ST. THOMAS — Gov. Kenneth Mapp is now required by law to justify any further extensions to the territory’s state of emergency to the V.I. Legislature.
On Friday, during a legislative session on St. Thomas, lawmakers voted to override Mapp’s veto of Bill 32-0185, a bill that requires a governor — after the first 60 days of a state of emergency — to request further extensions from the Legislature, complete with a progress report.
Sen. Tregenza Roach, who authored the bill, said the measure is effective immediately, meaning Mapp will now have to consult the Legislature if he chooses to extend the state of emergency beyond Nov. 1.
The territory has been under a declared state of emergency since Sept. 5, the day before Hurricane Irma hit on Sept. 6.
For Roach, a primary goal of his bill is to bring more transparency and accountability to the broad scope of powers given to a governor during a state of emergency, including the powers that handle billions of federal recovery dollars.
“The governor should not have the unfettered authority to declare and extend a state of emergency indefinitely,” said Roach at a recent session. “A state of emergency gives the governor the authority to suspend any statute that he so chooses, including the statutes related to procurement of goods and services for the government of the Virgin Islands.”
Indeed, the V.I. Code also allows the governor to establish price freezes and suspend laws, rules, and regulations for virtually any government agency.
Mapp, who vetoed the bill late last month, insisted it “reeks of politics,” and would only result in delaying the executive branch’s immediate response to disasters.
“The Virgin Islands’ state of emergency exists so we can expedite the procurement process and response to federal imposed cost share deadlines,” said Mapp, in a letter penned to Jackson. “While I understand the need of some members of the Legislature to ask for a ‘go slow’ process, this adds no benefit to the recovery of the territory.”
Roach later told The Daily News that Mapp had “misapprehended” the bill.
“The bill is not intended to end the state of emergency — it is intended to provide more transparency in the emergency response process,” he said. “The bill retains the governor’s ability to declare a state of emergency and it allows him to continue that state of emergency for 60 days.

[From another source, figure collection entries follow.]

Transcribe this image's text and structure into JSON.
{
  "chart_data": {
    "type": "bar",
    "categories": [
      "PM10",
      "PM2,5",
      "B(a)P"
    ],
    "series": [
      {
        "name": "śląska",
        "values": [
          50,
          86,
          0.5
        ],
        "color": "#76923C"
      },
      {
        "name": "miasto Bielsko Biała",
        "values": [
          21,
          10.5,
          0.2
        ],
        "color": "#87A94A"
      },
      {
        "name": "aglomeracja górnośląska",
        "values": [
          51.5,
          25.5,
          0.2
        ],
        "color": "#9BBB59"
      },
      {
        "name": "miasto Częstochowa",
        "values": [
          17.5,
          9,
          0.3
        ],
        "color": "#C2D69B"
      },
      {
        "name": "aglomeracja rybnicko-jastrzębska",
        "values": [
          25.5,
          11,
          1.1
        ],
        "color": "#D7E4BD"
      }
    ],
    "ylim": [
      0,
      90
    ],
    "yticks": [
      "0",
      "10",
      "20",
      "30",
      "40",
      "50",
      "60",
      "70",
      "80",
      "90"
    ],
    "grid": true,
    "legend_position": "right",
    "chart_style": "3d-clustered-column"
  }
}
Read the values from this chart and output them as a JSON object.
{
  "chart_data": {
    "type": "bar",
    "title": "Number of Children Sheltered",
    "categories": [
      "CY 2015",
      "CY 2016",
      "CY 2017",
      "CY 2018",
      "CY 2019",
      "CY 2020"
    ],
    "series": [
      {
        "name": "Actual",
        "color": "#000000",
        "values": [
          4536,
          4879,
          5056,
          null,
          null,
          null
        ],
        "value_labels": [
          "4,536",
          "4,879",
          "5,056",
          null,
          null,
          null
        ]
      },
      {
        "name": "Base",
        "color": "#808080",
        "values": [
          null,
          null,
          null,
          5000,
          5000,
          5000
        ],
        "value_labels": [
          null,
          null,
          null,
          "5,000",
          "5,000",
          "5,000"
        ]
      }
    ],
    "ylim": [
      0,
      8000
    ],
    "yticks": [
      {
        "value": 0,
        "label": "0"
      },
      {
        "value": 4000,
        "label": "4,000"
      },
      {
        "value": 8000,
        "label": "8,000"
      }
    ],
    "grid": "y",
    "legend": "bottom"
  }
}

But it provides transparency to the public so that we don’t have people routinely coming up one year later and asking why we’re still under a state of emergency other than these really terse statements that the government gives out.”
Roach added that justifying extensions to the Legislature would not “slow down” response efforts.
“The bill already considers that — if there’s inaction on the part of the Legislature, the state of emergency would continue,” Roach said. “So, there would be nothing that would stymie response efforts.”
Voting in favor of the override were: Senators Roach, Dwayne Degraff, Marvin Blyden, Jean Forde, Novelle Francis Jr., Alicia Hansen, Myron Jackson, Janette Millin Young, Positive Nelson, Sammuel Sanes and Brian Smith.
Voting against the override were: Senators Neville James, Nereida Rivera-O’Reilly, Janelle Sarauw and Kurt Vialet.